Ti sembriamo ingenui? Be’, ti sbagli. Né ingenui né pazzi. […] Qualcosa faremo, qualcosa di simbolico, per provare. Allora si vedrà. Siamo soli? Non siamo soli?
Figli della favola (Guanda) racconta una gioventù senza prospettive, persa e abbondonata che non può sostenere il peso che grava su di sé, che finisce con l’essere inghiottita dalla ricerca di un’appartenenza che gli fornirà solo i mezzi per sopravvivere e mai per vivere.
Due ragazzi ventenni, abbandonati dalla società e dalla patria, credono di avere in mano la soluzione per l’indipendenza del popolo basco. Ma quando si dichiarano pronti a combattere, l’organizzazione politico-militare di cui fanno parte, l’ETA, depone le armi. Il sogno di ritornare alla lotta armata e alla guerriglia si scontra con l’evidenza di una realtà squallida: Ansier e Joseba, protagonisti del nuovo romanzo di Aramburu, vengono abbandonati come rifugiati senza alternative.
Asier e Joseba sono due giovani baschi che, imbevuti di ideologia nazionalista, decidono di lasciare tutto per entrare nell’ETA. Proprio quando si sentono pronti all’azione l’ETA annuncia in tv la fine della lotta armata e lo scioglimento delle cellule. Che fare?
Aramburu descrive la loro sopravvivenza e il loro rapporto con uno stile schietto e un’ironia cruda che evidenziano la drammaticità della loro condizione e degli ideali di rivolta che vengono rinchiusi e costretti tra mura fredde e solitarie. I due protagonisti si fanno portatori di due visioni del mondo molto differenti: Ansier, più rude e solitario, vede nella lotta armata lo strumento di rivalsa nei confronti di una vita che percepisce sprecata; Joseba è combattuto fra la volontà di tornare dalla famiglia e la necessità di sentirsi parte di qualcosa. Il punto nevralgico del romanzo è proprio la mancanza di una comunità e di una patria, da cui consegue l’impossibilità di trovare il proprio posto all’interno della società.

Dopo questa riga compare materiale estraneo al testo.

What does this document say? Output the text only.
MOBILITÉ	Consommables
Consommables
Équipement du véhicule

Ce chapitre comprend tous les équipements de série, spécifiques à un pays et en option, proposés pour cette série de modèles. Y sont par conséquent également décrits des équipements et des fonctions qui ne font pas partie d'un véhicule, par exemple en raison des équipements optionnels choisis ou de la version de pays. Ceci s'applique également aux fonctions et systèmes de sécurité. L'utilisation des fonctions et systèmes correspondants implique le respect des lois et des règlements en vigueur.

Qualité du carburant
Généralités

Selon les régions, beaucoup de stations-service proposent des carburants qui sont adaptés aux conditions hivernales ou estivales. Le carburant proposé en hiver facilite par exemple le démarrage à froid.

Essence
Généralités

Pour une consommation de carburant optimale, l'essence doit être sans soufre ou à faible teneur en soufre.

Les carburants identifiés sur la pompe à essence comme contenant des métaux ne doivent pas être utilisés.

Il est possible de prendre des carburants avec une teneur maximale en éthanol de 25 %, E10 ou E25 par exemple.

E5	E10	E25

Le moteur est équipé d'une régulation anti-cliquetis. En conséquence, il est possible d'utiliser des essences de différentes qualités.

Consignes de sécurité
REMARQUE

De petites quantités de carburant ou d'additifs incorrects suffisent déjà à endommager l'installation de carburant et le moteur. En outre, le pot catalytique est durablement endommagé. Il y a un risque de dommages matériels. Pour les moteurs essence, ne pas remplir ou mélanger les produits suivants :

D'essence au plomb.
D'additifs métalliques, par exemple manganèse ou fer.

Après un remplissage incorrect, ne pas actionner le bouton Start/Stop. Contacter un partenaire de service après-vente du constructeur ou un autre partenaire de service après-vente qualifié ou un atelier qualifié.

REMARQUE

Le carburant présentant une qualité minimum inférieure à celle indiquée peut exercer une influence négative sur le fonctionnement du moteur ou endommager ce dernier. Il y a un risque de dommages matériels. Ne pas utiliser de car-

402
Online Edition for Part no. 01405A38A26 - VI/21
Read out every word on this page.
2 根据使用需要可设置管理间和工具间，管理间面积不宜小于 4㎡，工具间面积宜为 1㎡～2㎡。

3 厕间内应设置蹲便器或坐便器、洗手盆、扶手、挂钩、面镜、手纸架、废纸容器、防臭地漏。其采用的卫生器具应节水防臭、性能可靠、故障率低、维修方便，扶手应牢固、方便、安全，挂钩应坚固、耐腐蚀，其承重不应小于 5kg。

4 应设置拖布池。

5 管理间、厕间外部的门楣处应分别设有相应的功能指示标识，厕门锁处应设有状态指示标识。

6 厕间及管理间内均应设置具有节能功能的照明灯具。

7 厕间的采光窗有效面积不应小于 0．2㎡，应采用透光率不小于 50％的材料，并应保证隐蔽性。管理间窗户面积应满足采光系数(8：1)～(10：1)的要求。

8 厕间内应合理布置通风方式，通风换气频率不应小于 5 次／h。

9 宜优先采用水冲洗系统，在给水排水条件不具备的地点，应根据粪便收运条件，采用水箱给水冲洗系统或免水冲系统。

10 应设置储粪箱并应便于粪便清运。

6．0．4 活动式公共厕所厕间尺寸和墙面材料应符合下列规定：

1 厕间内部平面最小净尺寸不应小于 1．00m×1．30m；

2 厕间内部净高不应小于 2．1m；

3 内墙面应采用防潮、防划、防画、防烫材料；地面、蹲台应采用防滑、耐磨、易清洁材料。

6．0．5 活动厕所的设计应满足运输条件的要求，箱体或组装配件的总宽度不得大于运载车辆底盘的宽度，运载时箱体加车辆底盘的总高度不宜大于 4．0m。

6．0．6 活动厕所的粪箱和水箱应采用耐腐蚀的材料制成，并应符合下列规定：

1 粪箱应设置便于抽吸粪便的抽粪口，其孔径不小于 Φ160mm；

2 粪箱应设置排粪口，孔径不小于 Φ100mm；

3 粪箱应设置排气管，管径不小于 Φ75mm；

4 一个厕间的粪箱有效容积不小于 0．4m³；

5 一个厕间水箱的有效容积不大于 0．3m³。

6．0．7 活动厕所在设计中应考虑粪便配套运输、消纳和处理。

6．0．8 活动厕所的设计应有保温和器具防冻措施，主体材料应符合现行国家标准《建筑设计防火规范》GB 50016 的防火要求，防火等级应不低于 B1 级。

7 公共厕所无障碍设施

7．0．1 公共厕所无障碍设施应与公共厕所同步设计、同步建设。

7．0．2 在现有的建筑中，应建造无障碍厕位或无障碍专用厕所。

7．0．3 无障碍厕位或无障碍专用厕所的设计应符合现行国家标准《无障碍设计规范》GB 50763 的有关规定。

Al di fuori della lotta non c’è vita: questo è stato insegnato ad Ansier e Joseba, che ora infatti assistono apatici a giorni sempre uguali e senza senso tra solitudine, povertà e inebriamento ideologico.
Agire o non agire?
Il dilemma li affligge finché, mossi dalla volontà di ritrovare un senso alla loro esistenza, decidono di creare una propria organizzazione di rivolta, il “commando Tarn”. Come i giovani disillusi che provano a trovare un loro posto nel mondo, cercano di creare una personale indipendenza al di là di quella “forzata” che gli ha fornito l’ETA.
Uscendo dal rifugio, l’altrove è molto più ostile di quello che si ricordavano.
Nel loro viaggio verso Tolosa, Aramburu sottolinea ed evidenzia più volte la loro decontestualizzazione rispetto a tutto ciò che li circonda. Non sono accettati dalle persone che incontrano e sono spesso costretti a scappare da situazioni che li potrebbero mettere in pericolo. Arrivati a Tolosa riescono a trovare una loro momentanea appartenenza e coscienza di sé, tramite la nuova organizzazione GDG che resterà però solo con due membri anche se organizzata con aiuti esterni.